A história revisitada

Telescópio James Webb chegou com sucesso ao espaço; agora veja os mistérios que ele pode desvendar

Renata Baptista e Bruna Souza Cruz De Tilt, em São Paulo Nasa/MSFC/David Higginbotham

O 25 de dezembro de 2021 não foi apenas mais um dia de Natal. Astrônomos e fãs do espaço lembrarão da data como o pontapé de uma grande revolução científica: o lançamento do Telescópio Espacial James Webb. Após quase 30 anos de desenvolvimento, o equipamento de US$ 10 bilhões já está posicionado para ser os nossos novos olhos no espaço.

Tilt já mostrou em detalhes como ele foi montado e como funcionará fora da Terra. Agora, contamos como essa jornada rumo ao desconhecido aconteceu e o que os cientistas esperam das primeiras imagens.

O James Webb deve desvendar a formação das primeiras galáxias e nos dar pistas sobre possíveis origens da vida. A expectativa é grande!

Terra, mar e ar

A primeira parte da viagem durou 16 dias e percorreu 9.300 km. O motorista do caminhão que carregava o telescópio saiu da Califórnia (EUA) e manteve uma velocidade de 11 km/h, desviando de semáforos e com todos os buracos nas ruas já mapeados.

Quando chegou ao mar, o navio MS Colibri assumiu o transporte, mas, como não podia balançar muito, manteve uma velocidade de 27 km/h. Ainda existiam sete pontes entre o aeroporto de Caiena, capital da Guiana Francesa, e a base espacial europeia em Kourou, na Guiana Francesa, mas todas foram cruzadas com sucesso.

A segunda parte da viagem foi mais longa, mas com menos obstáculos: a nave andou 1,5 milhão de km até sua órbita final, mas em linha reta e sem baldeações.

Show de abertura

O telescópio então precisou cumprir uma série de procedimentos complexos até chegar ao Ponto de Lagrange L2, onde os objetos celestes sofrem menor influência gravitacional da Terra e do Sol e ficam "estacionados".

Para caber na estrutura do foguete, foi compactado.
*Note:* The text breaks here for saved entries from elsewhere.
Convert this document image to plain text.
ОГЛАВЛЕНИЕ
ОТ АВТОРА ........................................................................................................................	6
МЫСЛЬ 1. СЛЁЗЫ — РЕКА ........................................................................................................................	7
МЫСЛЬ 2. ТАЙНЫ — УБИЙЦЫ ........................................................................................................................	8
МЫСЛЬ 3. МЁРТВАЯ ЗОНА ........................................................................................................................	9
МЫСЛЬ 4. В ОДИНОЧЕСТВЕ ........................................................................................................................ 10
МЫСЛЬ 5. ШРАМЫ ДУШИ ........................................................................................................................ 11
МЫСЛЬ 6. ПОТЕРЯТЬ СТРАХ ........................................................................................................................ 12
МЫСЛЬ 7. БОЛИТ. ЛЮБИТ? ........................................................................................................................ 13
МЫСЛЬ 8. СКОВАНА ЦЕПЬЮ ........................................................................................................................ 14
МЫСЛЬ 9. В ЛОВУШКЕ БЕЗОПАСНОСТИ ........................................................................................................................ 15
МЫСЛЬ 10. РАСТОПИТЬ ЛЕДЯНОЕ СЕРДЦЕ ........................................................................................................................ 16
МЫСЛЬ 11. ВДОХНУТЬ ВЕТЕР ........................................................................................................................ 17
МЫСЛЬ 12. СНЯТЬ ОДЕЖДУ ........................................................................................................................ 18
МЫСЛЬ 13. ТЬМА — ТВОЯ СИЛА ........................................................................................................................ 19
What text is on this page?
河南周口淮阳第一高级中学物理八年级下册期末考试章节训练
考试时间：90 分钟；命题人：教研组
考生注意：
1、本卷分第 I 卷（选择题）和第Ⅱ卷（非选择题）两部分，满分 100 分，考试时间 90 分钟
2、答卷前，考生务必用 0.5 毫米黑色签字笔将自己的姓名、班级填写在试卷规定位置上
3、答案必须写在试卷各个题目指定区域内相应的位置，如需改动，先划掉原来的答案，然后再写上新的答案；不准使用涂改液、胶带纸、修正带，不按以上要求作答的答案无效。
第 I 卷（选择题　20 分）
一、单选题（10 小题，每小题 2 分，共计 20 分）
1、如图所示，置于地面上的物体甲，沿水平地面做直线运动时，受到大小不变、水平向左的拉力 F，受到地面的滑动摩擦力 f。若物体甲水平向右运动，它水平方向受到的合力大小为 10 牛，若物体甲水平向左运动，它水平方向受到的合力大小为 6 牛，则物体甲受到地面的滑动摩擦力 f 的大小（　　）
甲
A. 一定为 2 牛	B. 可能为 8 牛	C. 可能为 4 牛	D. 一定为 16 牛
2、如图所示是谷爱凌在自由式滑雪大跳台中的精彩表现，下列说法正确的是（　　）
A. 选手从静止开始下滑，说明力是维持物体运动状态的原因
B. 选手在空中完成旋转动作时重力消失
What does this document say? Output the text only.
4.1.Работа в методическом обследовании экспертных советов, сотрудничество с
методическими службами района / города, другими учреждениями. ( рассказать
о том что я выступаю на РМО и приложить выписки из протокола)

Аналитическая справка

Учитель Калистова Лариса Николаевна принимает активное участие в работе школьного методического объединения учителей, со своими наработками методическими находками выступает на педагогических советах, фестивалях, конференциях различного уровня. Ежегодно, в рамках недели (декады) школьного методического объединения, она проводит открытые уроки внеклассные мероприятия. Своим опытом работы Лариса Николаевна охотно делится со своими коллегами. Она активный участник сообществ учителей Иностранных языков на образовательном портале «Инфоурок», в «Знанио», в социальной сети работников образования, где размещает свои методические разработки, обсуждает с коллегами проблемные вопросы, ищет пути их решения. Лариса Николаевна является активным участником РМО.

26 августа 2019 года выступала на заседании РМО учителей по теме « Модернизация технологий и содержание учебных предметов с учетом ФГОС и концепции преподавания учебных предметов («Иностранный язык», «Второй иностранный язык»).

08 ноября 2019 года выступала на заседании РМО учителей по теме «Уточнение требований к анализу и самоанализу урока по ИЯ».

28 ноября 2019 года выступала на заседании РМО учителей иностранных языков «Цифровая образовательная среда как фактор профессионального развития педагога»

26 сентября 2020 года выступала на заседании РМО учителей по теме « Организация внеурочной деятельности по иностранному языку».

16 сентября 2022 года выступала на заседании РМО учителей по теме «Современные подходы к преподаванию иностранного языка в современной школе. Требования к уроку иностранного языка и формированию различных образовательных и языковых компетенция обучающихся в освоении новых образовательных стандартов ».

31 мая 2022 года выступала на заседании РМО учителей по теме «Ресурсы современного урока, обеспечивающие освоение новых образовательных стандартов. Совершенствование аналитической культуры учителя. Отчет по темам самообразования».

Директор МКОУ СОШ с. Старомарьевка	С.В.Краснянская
Já no espaço, abriu-se como um origami até ficar do tamanho de uma quadra de tênis.

Eram cerca de 7.000 peças, incluindo 400 polias e oito motores, no corpo do telescópio e só seu escudo de proteção solar tinha cerca de 150 mecanismos diferentes de abertura.

Veja a abertura das asas no vídeo abaixo:

Jogos de espelhos

O James Webb usará seus 18 espelhos hexagonais — que juntos formam um grande espelho dourado — e uma série de sistemas eletrônicos avançados para enxergar o passado usando luz infravermelha, uma onda que não pode ser percebida por nossos olhos, explica o astrônomo Thiago Gonçalves, do Observatório do Valongo, da Universidade Federal do Rio de Janeiro (UFRJ).

As imagens geradas serão enviadas para a Terra, processadas por computadores e então analisadas por cientistas de diferentes partes do mundo — do Brasil, inclusive.

"Por usar luz infravermelha, ele consegue captar muita luz dos objetos mais fracos [em luminosidade] e ver mais coisas. Por causa da expansão do Universo, a luz vai ficando cada vez mais vermelha, digamos assim, então as galáxias mais distantes, as primeiras do Universo, poderão ser vistas por ele", explica Gonçalves, que também é colunista de Tilt.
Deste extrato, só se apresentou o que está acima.